If I'm not mistaken, this past summer, the universities' budgets in town were struck by 95 million dollars. Add to this the collapse of the housing boom and reductions in state government spending, and what you get is a Tallahassee economy heading for hard times. In fact, for many, times are already tough. This is our current reality.
In the midst of such a financial situation, does it make sense to food garden? Is it worth it to shell out a few extra bucks upfront to either a)hire someone to plant a garden for you or b)to dig, sweat, make a run to the seed store, and plant your own garden? If money is already tight, if we're facing a tough economy, is growing food a good idea?
Think for a moment about the places hardest hit economically over the last several decades. If I had to brainstorm such a list of US cities with the worst economic fortunes, I'd name towns like Flint, Michigan, Detroit, New Orleans and inner-cities in New Jersey.

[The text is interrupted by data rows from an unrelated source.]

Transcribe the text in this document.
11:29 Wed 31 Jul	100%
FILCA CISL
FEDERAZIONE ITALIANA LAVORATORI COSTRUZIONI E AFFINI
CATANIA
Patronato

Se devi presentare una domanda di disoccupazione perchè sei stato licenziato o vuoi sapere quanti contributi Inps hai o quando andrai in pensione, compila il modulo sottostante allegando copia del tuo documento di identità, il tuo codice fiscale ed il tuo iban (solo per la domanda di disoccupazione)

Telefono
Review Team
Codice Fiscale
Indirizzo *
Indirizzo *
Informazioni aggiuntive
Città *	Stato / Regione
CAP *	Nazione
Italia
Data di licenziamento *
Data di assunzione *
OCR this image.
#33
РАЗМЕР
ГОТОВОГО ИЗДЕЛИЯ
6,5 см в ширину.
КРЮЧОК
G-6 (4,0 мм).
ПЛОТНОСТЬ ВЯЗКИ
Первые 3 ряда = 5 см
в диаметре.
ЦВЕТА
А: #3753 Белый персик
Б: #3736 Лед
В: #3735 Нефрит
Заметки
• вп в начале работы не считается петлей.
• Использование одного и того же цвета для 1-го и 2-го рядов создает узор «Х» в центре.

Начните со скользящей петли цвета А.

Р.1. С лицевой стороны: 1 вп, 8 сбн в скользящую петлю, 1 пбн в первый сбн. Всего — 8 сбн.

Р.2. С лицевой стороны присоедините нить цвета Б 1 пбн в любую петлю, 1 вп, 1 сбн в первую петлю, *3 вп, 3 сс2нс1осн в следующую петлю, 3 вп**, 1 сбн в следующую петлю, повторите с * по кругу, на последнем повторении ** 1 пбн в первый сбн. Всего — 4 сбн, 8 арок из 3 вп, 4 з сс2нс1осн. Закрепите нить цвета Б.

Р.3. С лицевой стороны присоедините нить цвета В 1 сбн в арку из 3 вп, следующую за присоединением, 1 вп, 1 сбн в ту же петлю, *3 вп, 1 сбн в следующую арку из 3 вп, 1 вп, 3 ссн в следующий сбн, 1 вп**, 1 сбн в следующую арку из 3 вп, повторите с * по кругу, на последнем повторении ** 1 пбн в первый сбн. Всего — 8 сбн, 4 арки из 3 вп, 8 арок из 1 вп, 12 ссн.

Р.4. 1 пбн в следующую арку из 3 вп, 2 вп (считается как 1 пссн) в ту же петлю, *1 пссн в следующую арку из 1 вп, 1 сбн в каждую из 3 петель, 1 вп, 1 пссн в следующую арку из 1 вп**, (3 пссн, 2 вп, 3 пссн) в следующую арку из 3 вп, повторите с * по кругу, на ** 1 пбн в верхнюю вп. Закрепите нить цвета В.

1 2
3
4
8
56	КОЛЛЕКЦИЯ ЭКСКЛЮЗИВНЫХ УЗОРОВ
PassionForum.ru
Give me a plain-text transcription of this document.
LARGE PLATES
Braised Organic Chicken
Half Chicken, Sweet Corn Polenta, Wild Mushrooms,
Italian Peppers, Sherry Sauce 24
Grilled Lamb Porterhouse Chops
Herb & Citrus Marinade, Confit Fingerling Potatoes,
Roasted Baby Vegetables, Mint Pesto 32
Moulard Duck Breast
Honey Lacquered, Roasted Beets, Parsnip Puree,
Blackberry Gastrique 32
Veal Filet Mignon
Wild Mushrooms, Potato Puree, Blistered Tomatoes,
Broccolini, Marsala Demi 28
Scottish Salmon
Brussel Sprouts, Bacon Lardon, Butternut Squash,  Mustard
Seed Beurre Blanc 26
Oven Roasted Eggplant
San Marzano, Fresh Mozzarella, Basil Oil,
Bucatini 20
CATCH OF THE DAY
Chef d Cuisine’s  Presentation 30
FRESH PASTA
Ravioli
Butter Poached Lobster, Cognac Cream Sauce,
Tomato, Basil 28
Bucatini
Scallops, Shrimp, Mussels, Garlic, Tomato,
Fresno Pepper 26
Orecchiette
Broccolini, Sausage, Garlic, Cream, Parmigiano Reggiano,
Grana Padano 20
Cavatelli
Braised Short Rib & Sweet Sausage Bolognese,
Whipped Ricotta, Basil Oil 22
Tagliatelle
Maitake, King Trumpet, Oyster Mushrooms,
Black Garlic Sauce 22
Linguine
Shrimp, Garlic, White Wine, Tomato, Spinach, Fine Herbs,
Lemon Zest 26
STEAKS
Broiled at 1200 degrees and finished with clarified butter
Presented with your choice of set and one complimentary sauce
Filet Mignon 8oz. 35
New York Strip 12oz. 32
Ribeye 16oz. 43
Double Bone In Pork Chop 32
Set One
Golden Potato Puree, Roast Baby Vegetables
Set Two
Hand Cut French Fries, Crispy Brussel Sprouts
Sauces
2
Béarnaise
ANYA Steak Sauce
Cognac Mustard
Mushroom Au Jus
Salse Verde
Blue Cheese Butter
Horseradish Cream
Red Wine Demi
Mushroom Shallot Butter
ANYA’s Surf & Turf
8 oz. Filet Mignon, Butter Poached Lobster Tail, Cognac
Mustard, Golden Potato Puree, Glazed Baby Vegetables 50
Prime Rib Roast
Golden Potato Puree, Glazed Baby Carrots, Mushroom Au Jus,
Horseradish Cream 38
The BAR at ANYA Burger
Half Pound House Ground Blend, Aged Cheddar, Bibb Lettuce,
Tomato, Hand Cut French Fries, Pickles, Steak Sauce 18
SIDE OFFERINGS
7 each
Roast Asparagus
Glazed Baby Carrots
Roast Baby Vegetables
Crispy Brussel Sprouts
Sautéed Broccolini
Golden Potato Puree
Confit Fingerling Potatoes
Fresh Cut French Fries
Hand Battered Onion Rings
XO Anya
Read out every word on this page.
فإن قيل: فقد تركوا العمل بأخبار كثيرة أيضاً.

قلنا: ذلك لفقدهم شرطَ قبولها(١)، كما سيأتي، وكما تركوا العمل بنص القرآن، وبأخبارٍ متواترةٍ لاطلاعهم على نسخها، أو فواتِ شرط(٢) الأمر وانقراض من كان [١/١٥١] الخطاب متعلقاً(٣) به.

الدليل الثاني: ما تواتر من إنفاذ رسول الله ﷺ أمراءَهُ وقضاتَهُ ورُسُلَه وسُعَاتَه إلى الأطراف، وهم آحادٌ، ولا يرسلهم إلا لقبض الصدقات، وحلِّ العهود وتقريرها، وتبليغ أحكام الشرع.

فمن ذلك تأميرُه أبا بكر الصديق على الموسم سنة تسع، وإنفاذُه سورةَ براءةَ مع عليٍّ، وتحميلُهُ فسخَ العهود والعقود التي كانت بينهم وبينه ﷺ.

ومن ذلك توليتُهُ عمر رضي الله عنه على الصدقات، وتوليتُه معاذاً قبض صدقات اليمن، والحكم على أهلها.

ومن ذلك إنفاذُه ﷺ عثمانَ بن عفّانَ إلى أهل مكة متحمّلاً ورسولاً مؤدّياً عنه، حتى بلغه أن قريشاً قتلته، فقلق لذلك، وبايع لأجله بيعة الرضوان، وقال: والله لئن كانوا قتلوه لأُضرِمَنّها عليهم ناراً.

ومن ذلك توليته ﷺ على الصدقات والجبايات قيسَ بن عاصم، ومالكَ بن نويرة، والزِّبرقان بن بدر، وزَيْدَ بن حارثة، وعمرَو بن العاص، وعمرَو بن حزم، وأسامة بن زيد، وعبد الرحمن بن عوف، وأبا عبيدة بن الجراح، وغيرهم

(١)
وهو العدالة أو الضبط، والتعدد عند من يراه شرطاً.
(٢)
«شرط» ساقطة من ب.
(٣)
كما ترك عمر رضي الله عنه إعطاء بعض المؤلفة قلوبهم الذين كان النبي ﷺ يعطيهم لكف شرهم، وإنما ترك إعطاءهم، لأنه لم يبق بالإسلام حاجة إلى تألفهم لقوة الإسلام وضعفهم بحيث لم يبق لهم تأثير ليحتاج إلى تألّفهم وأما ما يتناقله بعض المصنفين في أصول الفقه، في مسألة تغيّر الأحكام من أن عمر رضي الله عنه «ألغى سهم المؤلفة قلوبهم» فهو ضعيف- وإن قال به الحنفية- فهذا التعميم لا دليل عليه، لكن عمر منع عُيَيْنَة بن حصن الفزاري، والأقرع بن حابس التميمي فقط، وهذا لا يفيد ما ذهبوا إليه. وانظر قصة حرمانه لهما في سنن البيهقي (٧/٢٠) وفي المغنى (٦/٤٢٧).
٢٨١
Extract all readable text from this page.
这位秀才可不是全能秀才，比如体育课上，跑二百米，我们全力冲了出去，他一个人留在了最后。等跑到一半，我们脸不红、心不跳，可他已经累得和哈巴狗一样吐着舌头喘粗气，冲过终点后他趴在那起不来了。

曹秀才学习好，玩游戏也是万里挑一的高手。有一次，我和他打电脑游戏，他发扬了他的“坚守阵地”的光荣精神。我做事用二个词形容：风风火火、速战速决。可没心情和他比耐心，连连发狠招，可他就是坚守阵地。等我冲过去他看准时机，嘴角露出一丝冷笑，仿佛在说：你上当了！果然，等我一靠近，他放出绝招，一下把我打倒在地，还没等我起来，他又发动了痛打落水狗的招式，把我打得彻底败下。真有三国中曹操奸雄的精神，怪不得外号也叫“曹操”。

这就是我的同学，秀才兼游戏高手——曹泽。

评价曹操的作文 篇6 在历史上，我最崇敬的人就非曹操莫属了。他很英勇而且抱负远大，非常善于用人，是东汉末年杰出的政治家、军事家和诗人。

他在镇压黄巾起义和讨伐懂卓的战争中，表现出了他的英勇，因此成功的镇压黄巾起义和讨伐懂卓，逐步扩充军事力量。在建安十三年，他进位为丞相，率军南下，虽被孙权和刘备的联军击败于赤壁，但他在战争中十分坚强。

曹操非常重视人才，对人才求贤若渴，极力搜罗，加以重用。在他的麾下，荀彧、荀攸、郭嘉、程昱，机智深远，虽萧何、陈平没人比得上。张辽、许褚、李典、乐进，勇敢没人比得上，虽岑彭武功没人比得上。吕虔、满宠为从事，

Interestingly enough, in all of these places, folks are proactively planting backyard gardens, starting community gardens, and taking strides to re-create and re-network their local food systems.
For starters, take a look at a recent article in the New York Times about Flint, Michigan: "Amid Ruin of Flint, Seeing Hope in a Garden."
"On one side of the fertile lot stands an abandoned house, stripped long ago for scrap. On the other side, another abandoned house, windows boarded, structure sagging. And diagonally across the street, two more abandoned houses, including one blackened by a fire maybe a year ago, maybe two. But on this lot, surrounded by desertion in the north end of Flint, the toughest city in America, collard greens sprout in verdant surprise...." read more...
Next, visit Mo-town Detroit just down the road from Flint. There, an organization named The Greening of Detroit is beautifying the city with gardens and trees... including a two acre community farm in Romanoski Park that includes a teaching pavilion, playground, and a fruit tree orchard. The farm itself is tucked in amidst a sugar maple grove, a 1-mile walking trail, soccer complex, and numerous athletic fields.
Next, consider New Orleans who continues to recover both physically and economically from Hurricane Katrina.
New Orleans Food and Farm Network asks the questions: "What if you only had to walk a block or two to talk with your local farmer and your kids could see where food comes from and what a “real” farmer looks like. Remember the taste of a fresh tomato just off the vine, or salad greens picked first thing in the morning for dinner at night?"
Their website is worth quoting at length: "New Orleans Food and Farm Network envisions a city where everyone has access to fresh, healthy foods. One way to get there is by increasing the amount of food grown right here within our neighborhoods. In the last few decades we have lost sight of what’s possible to grow year round in our backyards, front yards, and climbing up our side yard fences. Our grandparents knew and they produced gorgeous tomatoes, bushels of okra, eggplant, mirliton, satsumas, grapefruits, broccoli and lettuce (to name a few).
"As our neighborhoods are rebuilt the vision of more fresh food and farmers markets seems to be a common desire among neighbors throughout the city. Weekly or monthly markets are showing up everywhere. What’s missing is the army of farmers needed to support the rapidly growing demand by chefs, retailers and consumers for local fruits and vegetables. "The Food & Farm Network recognizes this gap. For the past 6 months we’ve been talking with the handful of farmers currently growing in the city to see how we can support them in their efforts to turn their sites into models and the farmers themselves into mentors for the next generation."
Which is to say that folks in New Orleans-- in the midst of their continual recovery and economic hardship caused by 2005 Hurricane Katrina-- are strategizing to re-create their local food system.
Finally, Brick City Urban Farms is working in Newark, NJ. They grow veggies using the SPIN Farming (i.e. Small Plot INtensive farming) method on concrete and chemically contaminated vacant lots using Earthboxes. To read up on their work and to get a primer on SPIN farming, click here. Or, just watch the Youtube video below.
To wrap up, in times of continued economic stress, residents and organizations in Flint, Detroit, New Orleans and Newark are growing food for local consumption. The lesson, it seems, is that a rediscovery of our food raising potential makes sense when our wallets are thin; i.e. it's a good idea to start a garden.... right about... now.
(Okay, here's why: In a 4x10 raised bed, you can grow the equivalent of 40 kale plants. A month and a half after planting kale starts-- or collards, chard, mustards or turnips--from Gramlings, assuming adequate sunlight, you should be able to harvest four handfuls of kale per week... until sometime mid-April to early May. That means four handfuls of greens from mid December until May: 4.5 months or roughly 18 weeks. 4 handfuls x 18 weeks = 72 handfuls. Each handful of greens cost about a dollar and a half at Winn Dixie and roughly $3 for organic at New Leaf. So in six months, with one small raised-bed, you potentially can grow $216 worth of greens. That's what I call an economy of kale.)
PS- My raised-beds cost $200. In six months, you can grow back the expense. And then, of course, there's the next six months, and the next, and the next, and the next... You get the idea.